I looked that up once: Firmware RRF2: https://github.com/dc42/RepRapFirmw...69dc830654460d08/src/GCodes/GCodes2.cpp#L4322 -> https://github.com/dc42/RepRapFirmw...63b16b69dc830654460d08/src/Platform.cpp#L4699 So we have the same behaviour on R0 as on any other number than 1,2,3 I see the same in Firmwere RRF3 https://github.com/dc42/RepRapFirmw...a78fa91b27755de3e125d2/src/Platform.cpp#L4014 Greetings
Here is an updated set of TC files for RRF 3.01beta, with corrections to prime.g and stop.g. X0 Y0 is at the centre of the bed.
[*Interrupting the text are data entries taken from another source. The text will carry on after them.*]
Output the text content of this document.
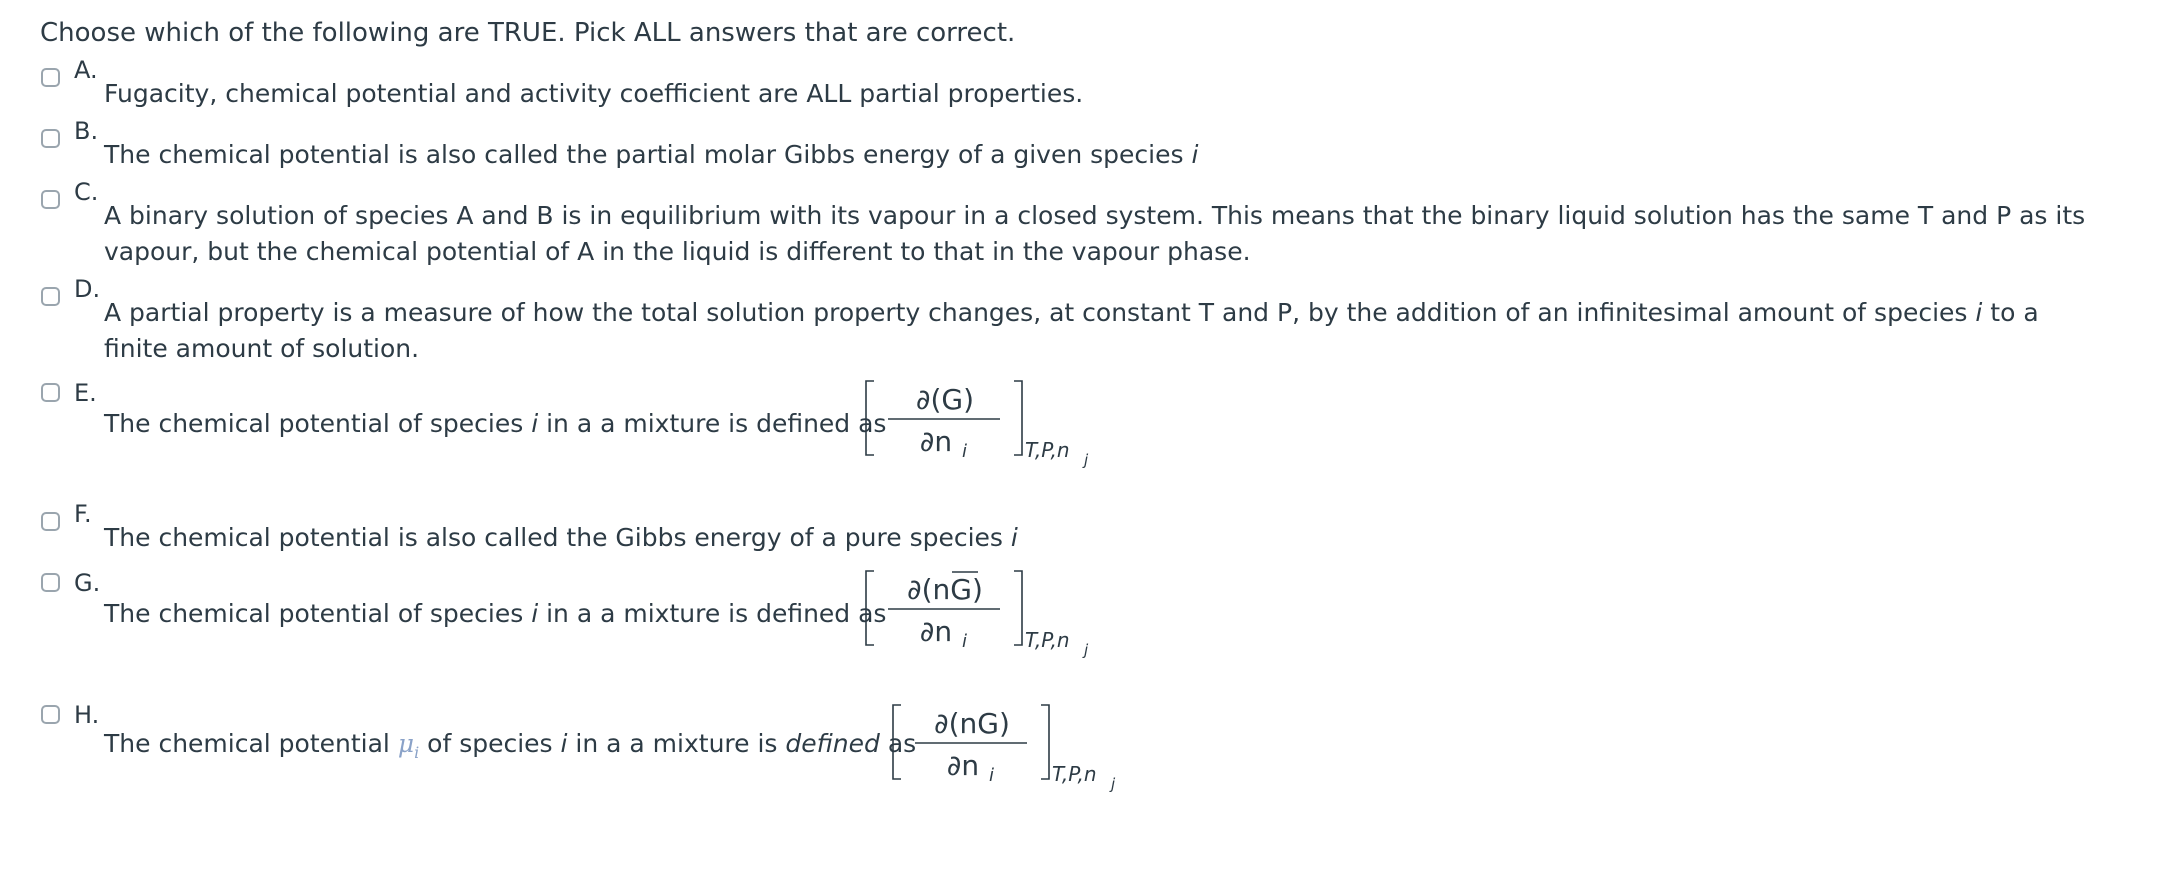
Choose which of the following are TRUE. Pick ALL answers that are correct.
A.
Fugacity, chemical potential and activity coefficient are ALL partial properties.
B.
The chemical potential is also called the partial molar Gibbs energy of a given species i
C.
A binary solution of species A and B is in equilibrium with its vapour in a closed system. This means that the binary liquid solution has the same T and P as its
vapour, but the chemical potential of A in the liquid is different to that in the vapour phase.
D.
A partial property is a measure of how the total solution property changes, at constant T and P, by the addition of an infinitesimal amount of species i to a
finite amount of solution.
E.
The chemical potential of species i in a a mixture is defined as
∂(G)
∂n i	T,P,n j
F.
The chemical potential is also called the Gibbs energy of a pure species i
G.
The chemical potential of species i in a a mixture is defined as
∂(nG)
∂n i	T,P,n j
H.
The chemical potential $\mu_i$ of species i in a a mixture is defined as
∂(nG)
∂n i	T,P,n j
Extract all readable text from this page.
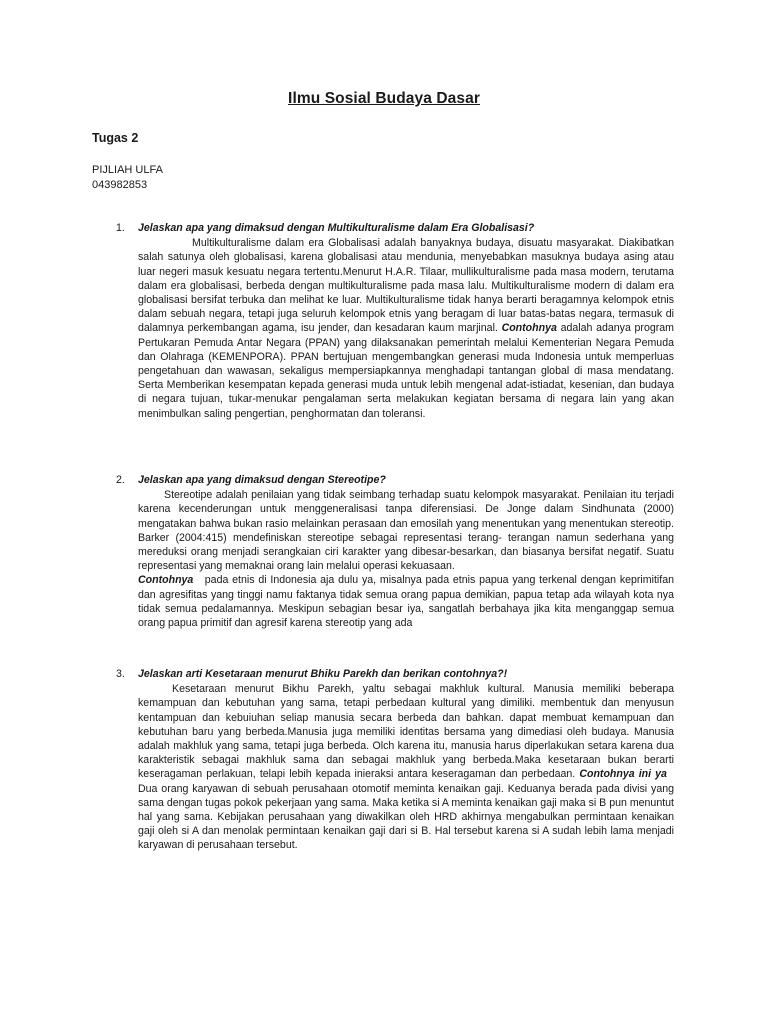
Ilmu Sosial Budaya Dasar
Tugas 2
PIJLIAH ULFA
043982853
1. Jelaskan apa yang dimaksud dengan Multikulturalisme dalam Era Globalisasi?
Multikulturalisme dalam era Globalisasi adalah banyaknya budaya, disuatu masyarakat. Diakibatkan salah satunya oleh globalisasi, karena globalisasi atau mendunia, menyebabkan masuknya budaya asing atau luar negeri masuk kesuatu negara tertentu.Menurut H.A.R. Tilaar, mullikulturalisme pada masa modern, terutama dalam era globalisasi, berbeda dengan multikulturalisme pada masa lalu. Multikulturalisme modern di dalam era globalisasi bersifat terbuka dan melihat ke luar. Multikulturalisme tidak hanya berarti beragamnya kelompok etnis dalam sebuah negara, tetapi juga seluruh kelompok etnis yang beragam di luar batas-batas negara, termasuk di dalamnya perkembangan agama, isu jender, dan kesadaran kaum marjinal. Contohnya adalah adanya program Pertukaran Pemuda Antar Negara (PPAN) yang dilaksanakan pemerintah melalui Kementerian Negara Pemuda dan Olahraga (KEMENPORA). PPAN bertujuan mengembangkan generasi muda Indonesia untuk memperluas pengetahuan dan wawasan, sekaligus mempersiapkannya menghadapi tantangan global di masa mendatang. Serta Memberikan kesempatan kepada generasi muda untuk lebih mengenal adat-istiadat, kesenian, dan budaya di negara tujuan, tukar-menukar pengalaman serta melakukan kegiatan bersama di negara lain yang akan menimbulkan saling pengertian, penghormatan dan toleransi.
2. Jelaskan apa yang dimaksud dengan Stereotipe?
Stereotipe adalah penilaian yang tidak seimbang terhadap suatu kelompok masyarakat. Penilaian itu terjadi karena kecenderungan untuk menggeneralisasi tanpa diferensiasi. De Jonge dalam Sindhunata (2000) mengatakan bahwa bukan rasio melainkan perasaan dan emosilah yang menentukan yang menentukan stereotip. Barker (2004:415) mendefiniskan stereotipe sebagai representasi terang- terangan namun sederhana yang mereduksi orang menjadi serangkaian ciri karakter yang dibesar-besarkan, dan biasanya bersifat negatif. Suatu representasi yang memaknai orang lain melalui operasi kekuasaan.
Contohnya pada etnis di Indonesia aja dulu ya, misalnya pada etnis papua yang terkenal dengan keprimitifan dan agresifitas yang tinggi namu faktanya tidak semua orang papua demikian, papua tetap ada wilayah kota nya tidak semua pedalamannya. Meskipun sebagian besar iya, sangatlah berbahaya jika kita menganggap semua orang papua primitif dan agresif karena stereotip yang ada
3. Jelaskan arti Kesetaraan menurut Bhiku Parekh dan berikan contohnya?!
Kesetaraan menurut Bikhu Parekh, yaltu sebagai makhluk kultural. Manusia memiliki beberapa kemampuan dan kebutuhan yang sama, tetapi perbedaan kultural yang dimiliki. membentuk dan menyusun kentampuan dan kebuiuhan seliap manusia secara berbeda dan bahkan. dapat membuat kemampuan dan kebutuhan baru yang berbeda.Manusia juga memiliki identitas bersama yang dimediasi oleh budaya. Manusia adalah makhluk yang sama, tetapi juga berbeda. Olch karena itu, manusia harus diperlakukan setara karena dua karakteristik sebagai makhluk sama dan sebagai makhluk yang berbeda.Maka kesetaraan bukan berarti keseragaman perlakuan, telapi lebih kepada inieraksi antara keseragaman dan perbedaan. Contohnya ini ya   Dua orang karyawan di sebuah perusahaan otomotif meminta kenaikan gaji. Keduanya berada pada divisi yang sama dengan tugas pokok pekerjaan yang sama. Maka ketika si A meminta kenaikan gaji maka si B pun menuntut hal yang sama. Kebijakan perusahaan yang diwakilkan oleh HRD akhirnya mengabulkan permintaan kenaikan gaji oleh si A dan menolak permintaan kenaikan gaji dari si B. Hal tersebut karena si A sudah lebih lama menjadi karyawan di perusahaan tersebut.
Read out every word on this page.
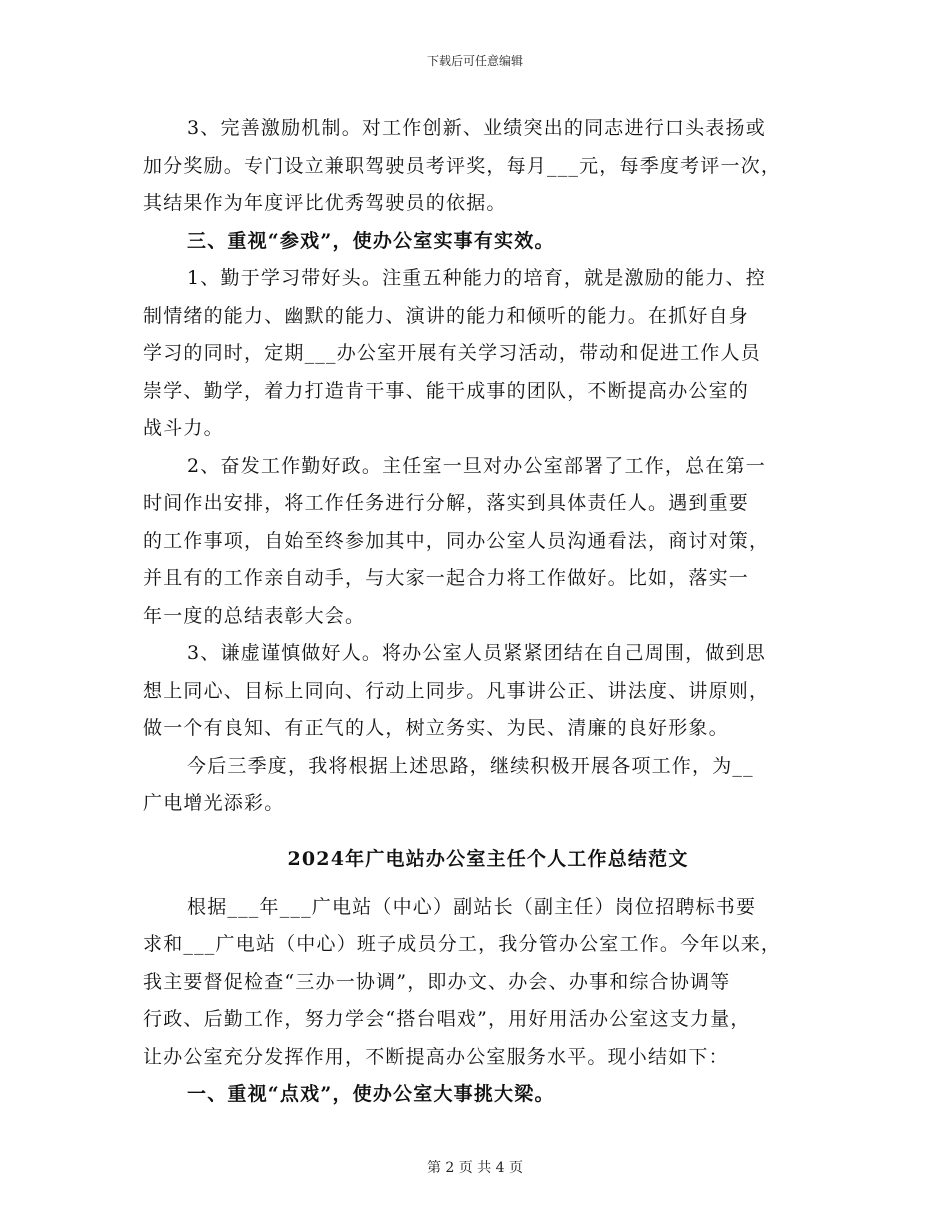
下载后可任意编辑
3、完善激励机制。对工作创新、业绩突出的同志进行口头表扬或
加分奖励。专门设立兼职驾驶员考评奖，每月___元，每季度考评一次，
其结果作为年度评比优秀驾驶员的依据。
三、重视“参戏”，使办公室实事有实效。
1、勤于学习带好头。注重五种能力的培育，就是激励的能力、控
制情绪的能力、幽默的能力、演讲的能力和倾听的能力。在抓好自身
学习的同时，定期___办公室开展有关学习活动，带动和促进工作人员
崇学、勤学，着力打造肯干事、能干成事的团队，不断提高办公室的
战斗力。
2、奋发工作勤好政。主任室一旦对办公室部署了工作，总在第一
时间作出安排，将工作任务进行分解，落实到具体责任人。遇到重要
的工作事项，自始至终参加其中，同办公室人员沟通看法，商讨对策，
并且有的工作亲自动手，与大家一起合力将工作做好。比如，落实一
年一度的总结表彰大会。
3、谦虚谨慎做好人。将办公室人员紧紧团结在自己周围，做到思
想上同心、目标上同向、行动上同步。凡事讲公正、讲法度、讲原则，
做一个有良知、有正气的人，树立务实、为民、清廉的良好形象。
今后三季度，我将根据上述思路，继续积极开展各项工作，为__
广电增光添彩。
2024年广电站办公室主任个人工作总结范文
根据___年___广电站（中心）副站长（副主任）岗位招聘标书要
求和___广电站（中心）班子成员分工，我分管办公室工作。今年以来，
我主要督促检查“三办一协调”，即办文、办会、办事和综合协调等
行政、后勤工作，努力学会“搭台唱戏”，用好用活办公室这支力量，
让办公室充分发挥作用，不断提高办公室服务水平。现小结如下：
一、重视“点戏”，使办公室大事挑大梁。
第 2 页 共 4 页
@dc42 you did set the current for the coupler to 500mA. Greg set it to 400mA only. https://github.com/e3donline/RepRap...1a874f5e7f9f74ddc88866fae49a/sys/config.g#L49 Does this work stable (and within temperature specs)? Did you as well see lost C-steps when coupling at 400mA? I think I once saw that @Greg Holloway posted some datasheet of the couplers stepper. [delete] But I was unable to find it again.[/delete] Background: I experienced that without grease the coupling will not work at 400mA. With grease it is normally ok, but sometimes I still get a slight loss of steps when coupling or uncoupling one of my tools. I risk dropping tools because of this. So for now I always raise the current within the "Lock" and "Unlock" macro and drop the current again at the end of the macros. I guess could go to 600mA for this one second. But 400 to 500mA are +20% already. Edit: There it is! https://e3d-online.dozuki.com/c/ToolChanger_and_Motion_System_Datasheets -> https://e3d-online.dozuki.com/Document/rHGYlVFPjvVugPyy/Toolchanger-ToolHead-Stepper-M.pdf -> 400mA default rms current
Thank you, that helped alot! I put it to 600mA (only at lock and unlock time). The normal current, when it is not moving, will stay at 400mA. Locking and unlocking at 400mA sometimes failed again at another comparison test. Using 600mA seems to be perfect stable until I write something other here.
There is now Duet3D github repository for machine configuration files at https://github.com/Duet3D/RRF-machine-config-files, so I have put my RRF 3.01 TC configuration files files there. Other contributions to that repository are welcomed.
@dc42 && https://duet3d.dozuki.com/Wiki/GCode_Meta_Commands#Section_Variable_declaration Is the declaration of simple numeric constants or variables still on the roadmap? However this would be very helpfull but as working hack I can get alot of 'variables' from the printers https://duet3d.dozuki.com/Wiki/Object_Model_of_RepRapFirmware Object model. (My goal is to have a more parametric set of instructions. In case I now decide to implement a Y-endstop this will shift so many coordinates that I will forget at least one.)
Yes it's on the roadmap, along with parameters to macros in M98 calls. But neither will be implemented in release 3.01.